Digital Asset Management (DAM) systems haven’t changed fundamentally over the last 15 years – at their heart they are still databases of digital files and associated metadata. The metadata serves two key purposes: it provides information about the files and it enables them to be found in searches.
Most of that metadata is still entered by humans. For example almost all DAM applications provide fields like title, description and keywords, which are populated by users during the upload process or shortly after. Typically, these users look at the images one-by-one and then type the data into fields on a web form.
It still takes time to add good metadata
Years ago, when I was helping clients plan how they would migrate their existing files into their new DAM application, I used to reckon that on average it took about 30 seconds for an experienced user to enter the metadata for an image. Sure, user interfaces have got better and pages load more quickly, but I’m guessing that the time this takes is still much the same today. When you look at how users interact with a DAM application, entering metadata is still one of the most time-consuming activities.
What if this time could be reduced to zero? That’s the holy grail of the DAM upload process, after all time is money. So it is no surprise that DAM vendors have been watching the emerging industry of Artificial Intelligence (machine learning) and visual recognition with keen interest.
How can machine learning help?
Visual recognition APIs that can suggest tags for images have been available online for some time but Google caused quite a stir when it announced its beta version of Google Cloud Vision last December. If anyone can produce a step-change in this area it’s Google, right?* Has AI come of age at last, at least in how it can be applied to help digital asset management?
This is the question we wanted to answer when we began a project to investigate how to best apply machine learning to a DAM system. Our vision was to develop a tool that adds machine learning capabilities to any DAM system that provides a decent REST API, starting with our own Asset Bank, removing the need for humans to enter any keywords manually. We knew this was optimistic, but we thought we would aim high and see how far we could get using existing visual recognition services.
Are computer-generated tags good enough?
It quickly became apparent that the tags provided by the APIs were very variable in quality, depending on the subject domain of the images. As you might expect, the results were impressive for images of generic subjects such as beaches, wildlife and landscapes but not so good for more complicated scenes, or those containing domain-specific subjects. Until these services provide effective feedback loops, i.e. the means to learn effectively and easily from a client’s own set of images and to prioritise its subject domain, they are not going to work well for organisations that want to tag images of specific subjects, such as their products. Hopefully this functionality will appear soon in these APIs as they are missing a trick. Most DAM applications are full of images and high-quality metadata, entered by humans – perfect learning opportunities.
What did we develop?
The first application we developed, Autotagger, automatically adds tags into one of the asset’s attribute fields after they are uploaded.

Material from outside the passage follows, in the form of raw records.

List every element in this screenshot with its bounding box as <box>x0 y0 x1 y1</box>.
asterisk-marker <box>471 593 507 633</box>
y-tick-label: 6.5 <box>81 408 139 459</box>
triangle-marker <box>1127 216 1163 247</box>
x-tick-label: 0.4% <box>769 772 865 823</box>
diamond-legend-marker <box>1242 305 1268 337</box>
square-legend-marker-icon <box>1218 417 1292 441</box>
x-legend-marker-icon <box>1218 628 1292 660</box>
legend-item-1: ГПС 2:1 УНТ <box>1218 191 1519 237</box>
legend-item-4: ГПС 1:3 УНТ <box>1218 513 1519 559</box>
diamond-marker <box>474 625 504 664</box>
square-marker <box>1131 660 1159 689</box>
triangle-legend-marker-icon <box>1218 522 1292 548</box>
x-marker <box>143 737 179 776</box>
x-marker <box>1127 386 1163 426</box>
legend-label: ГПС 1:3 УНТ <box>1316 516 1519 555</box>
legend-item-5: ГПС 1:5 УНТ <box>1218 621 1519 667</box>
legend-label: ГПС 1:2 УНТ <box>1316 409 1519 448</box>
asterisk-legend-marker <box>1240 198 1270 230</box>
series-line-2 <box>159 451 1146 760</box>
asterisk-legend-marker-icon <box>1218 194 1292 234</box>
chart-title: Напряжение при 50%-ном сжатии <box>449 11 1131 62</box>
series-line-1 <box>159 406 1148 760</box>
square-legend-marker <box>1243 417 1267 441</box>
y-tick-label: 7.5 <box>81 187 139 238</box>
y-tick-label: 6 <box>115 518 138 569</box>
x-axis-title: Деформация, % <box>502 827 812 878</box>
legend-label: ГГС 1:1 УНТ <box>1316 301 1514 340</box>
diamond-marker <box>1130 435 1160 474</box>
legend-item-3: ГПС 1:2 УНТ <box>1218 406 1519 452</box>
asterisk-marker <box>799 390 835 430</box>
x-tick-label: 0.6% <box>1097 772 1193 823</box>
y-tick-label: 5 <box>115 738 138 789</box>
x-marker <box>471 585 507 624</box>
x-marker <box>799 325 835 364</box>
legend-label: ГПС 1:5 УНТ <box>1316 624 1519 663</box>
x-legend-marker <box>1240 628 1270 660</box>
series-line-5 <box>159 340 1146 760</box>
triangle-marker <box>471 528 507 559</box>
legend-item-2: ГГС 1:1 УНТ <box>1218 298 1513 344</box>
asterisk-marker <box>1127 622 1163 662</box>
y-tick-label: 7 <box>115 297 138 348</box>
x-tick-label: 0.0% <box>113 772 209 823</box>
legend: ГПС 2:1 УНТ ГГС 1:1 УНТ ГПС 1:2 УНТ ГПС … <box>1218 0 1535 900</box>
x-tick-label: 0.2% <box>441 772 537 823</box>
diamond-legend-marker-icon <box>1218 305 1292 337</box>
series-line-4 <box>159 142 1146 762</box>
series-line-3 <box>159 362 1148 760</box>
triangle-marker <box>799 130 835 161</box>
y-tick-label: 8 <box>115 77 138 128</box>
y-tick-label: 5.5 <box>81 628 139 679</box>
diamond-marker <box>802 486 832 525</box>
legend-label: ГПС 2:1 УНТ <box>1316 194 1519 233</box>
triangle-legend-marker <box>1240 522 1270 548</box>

This works well for clients who are generally happy with the suggested tags and, when not, want to change them by editing the assets in their DAM application.
We developed a second application, Quicktagger, once we realised that although visual recognition technology is not yet at the point where it can be left completely alone to tag images, when combined with human oversight it can speed up tagging dramatically. In Quicktagger we developed a user interface that makes it easy for a user to accept and reject the auto-suggested tags, and using the tags to group the images intelligently- so that a user can quickly apply their own tags to multiple images at once.
Both options can be used with Asset Bank on a regular basis during the upload process and to speed up initial data migration projects.
Which services did we use?
Both Autotagger and Quicktagger use Clarifai and Google Cloud Vision to provide the tags, as these gave the best results in our tests. Quicktagger has been developed so it can work with any online auto-tagging API, so we can plug in other services such as Imagga and IBM Watson if required.
Over to you
And what’s next for us?
We are currently investigating whether we can plug the gap we see in the visual recognition APIs by adding a layer of our own machine learning over the top of the auto-suggested tags, so we can provide a service that has learned from all the metadata already in a client’s DAM application.
We would be delighted to hear from other people who are exploring the potential of using artificial intelligence in DAM, or who have ideas for how we can improve Autotagger or Quicktagger. Please get in touch.
* Unfortunately, our findings are that it hasn’t – at least not yet. Google Cloud Vision doesn’t provide significantly better results than the best of the other APIs. In fact, we think Clarifai’s results are slightly better, at least for the images we and our clients have been uploading. This might change – all these image recognition APIs are continually learning and will change and improve over time.